Menino Jesus... da cartolinha


Na passada semana fiquei a conhecer mais uma devoção ao Menino Jesus que poderá ser novidade para alguns dos seguidores do nosso blog: o Menino Jesus da Cartolinha.



A imagem acima é do referido Menino Jesus, lindamente "engalanado" com uma capa de honra, típica de Miranda do Douro (Bragança).

Para melhor dar a conhecer esta devoção a uma imagem que se encontra em Miranda do Douro (Portugal), transcrevemos um artigo do historiador Joel Cleto e Suzana Faro (http://joelcleto.no.sapo.pt):

L nuosso “menino”. O nosso menino - é assim que, em mirandês (a segunda língua oficial de Portugal), os locais designam carinhosamente o Menino Jesus da Cartolinha. Imagem envolta em mistério, lenda e devoção, a doação de “fatinhos” fidalgos a este “nino Jasus”, guardado na Sé de Miranda do Douro, já era famosa  e largamente documentada nos inícios do século XVIII. Contudo, foi só há cerca de cem anos que ele ganhou o seu mais famoso adereço: a “cartolica”. Uma cartolinha famosa que permite algumas interessantes interpretações sociológicas e históricas, como o da vitória da burguesia comercial e industrial sobre a aristocracia nobiliárquica.

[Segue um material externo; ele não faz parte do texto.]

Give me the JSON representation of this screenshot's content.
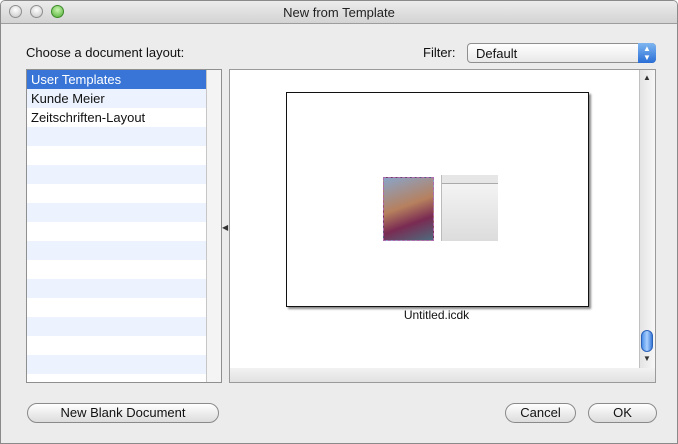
{
  "window": {
    "title": "New from Template"
  },
  "layout_chooser": {
    "label": "Choose a document layout:",
    "items": [
      {
        "label": "User Templates",
        "selected": true
      },
      {
        "label": "Kunde Meier",
        "selected": false
      },
      {
        "label": "Zeitschriften-Layout",
        "selected": false
      }
    ]
  },
  "filter": {
    "label": "Filter:",
    "value": "Default"
  },
  "preview": {
    "caption": "Untitled.icdk"
  },
  "buttons": {
    "new_blank": "New Blank Document",
    "cancel": "Cancel",
    "ok": "OK"
  },
  "colors": {
    "selection": "#3875d7",
    "row_alt": "#edf3fe",
    "zoom_button": "#4fae33"
  }
}
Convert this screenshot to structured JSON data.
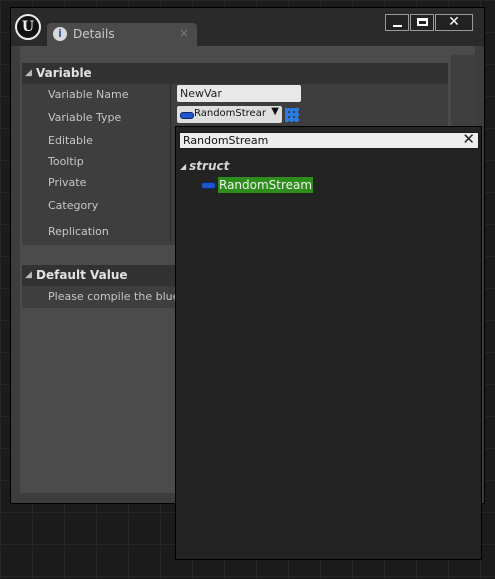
{
  "window": {
    "tab": {
      "title": "Details",
      "icon": "details-magnifier-icon",
      "close_glyph": "×"
    },
    "controls": {
      "minimize": "minimize-icon",
      "maximize": "maximize-icon",
      "close": "close-icon"
    }
  },
  "details": {
    "variable_section": {
      "title": "Variable",
      "properties": {
        "variable_name": "Variable Name",
        "variable_type": "Variable Type",
        "editable": "Editable",
        "tooltip": "Tooltip",
        "private": "Private",
        "category": "Category",
        "replication": "Replication"
      },
      "variable_name_value": "NewVar",
      "variable_type_value": "RandomStream"
    },
    "default_section": {
      "title": "Default Value",
      "message": "Please compile the bluep"
    }
  },
  "type_picker": {
    "search_value": "RandomStream",
    "clear_glyph": "✕",
    "category": "struct",
    "result": "RandomStream"
  },
  "colors": {
    "struct_pin": "#1e55c8",
    "selection_highlight": "#2d8e1b",
    "grid_icon": "#2b7be0"
  }
}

A catedral de Miranda do Douro guarda, entre os seus vários tesouros e relíquias, uma antiga, curiosa e famosa imagem que atrai devotos de ambos os lados da fronteira: o Menino Jesus da Cartolinha. Célebre pelo chapéu que ostenta, esta escultura datada dos finais do século XVII ou do início do século XVIII, é também conhecida pelas oferendas que lhe são feitas: fatinhos, roupas, sapatos e outros adereços de vestuário. De fatos fidalgos, a roupas de bebé, passando por fardas militares, fraques de noivo, trajes universitários ou folclóricos, é muito vasto o guarda-roupa do Menino Jesus de Miranda do Douro. Uma verdadeira “Barbie” (neste caso Ken) devocional.

E como teve origem esta tradição? 

Conta a lenda (ou, pelo menos, uma das versões da lenda) que tudo terá começado durante um dos muitos episódios de cerco e guerra a que Miranda do Douro se viu sujeita ao longo da sua existência. Algumas versões mais “historicizantes” pretendem mesmo que o acontecimento que seguidamente narramos terá ocorrido por volta de 1711, quando Miranda foi invadida pelo exército castelhano durante vários meses.

Estava pois a cidade invadida, saqueada e sem qualquer esperança de socorro ou salvação, já que dos prometidos reforços não se vislumbrara qualquer efectivo, quando surgiu no alto das muralhas uma criança, vestida de fidalgo cavaleiro, gritando e apelando aos mirandeses que pegassem nas armas e lutassem contra os invasores. Foi tal o apelo e o ânimo que, saindo os habitantes das suas casas com as mais improvisadas armas, nomeadamente instrumentos agrícolas, conseguiram o milagroso feito de expulsar os invasores.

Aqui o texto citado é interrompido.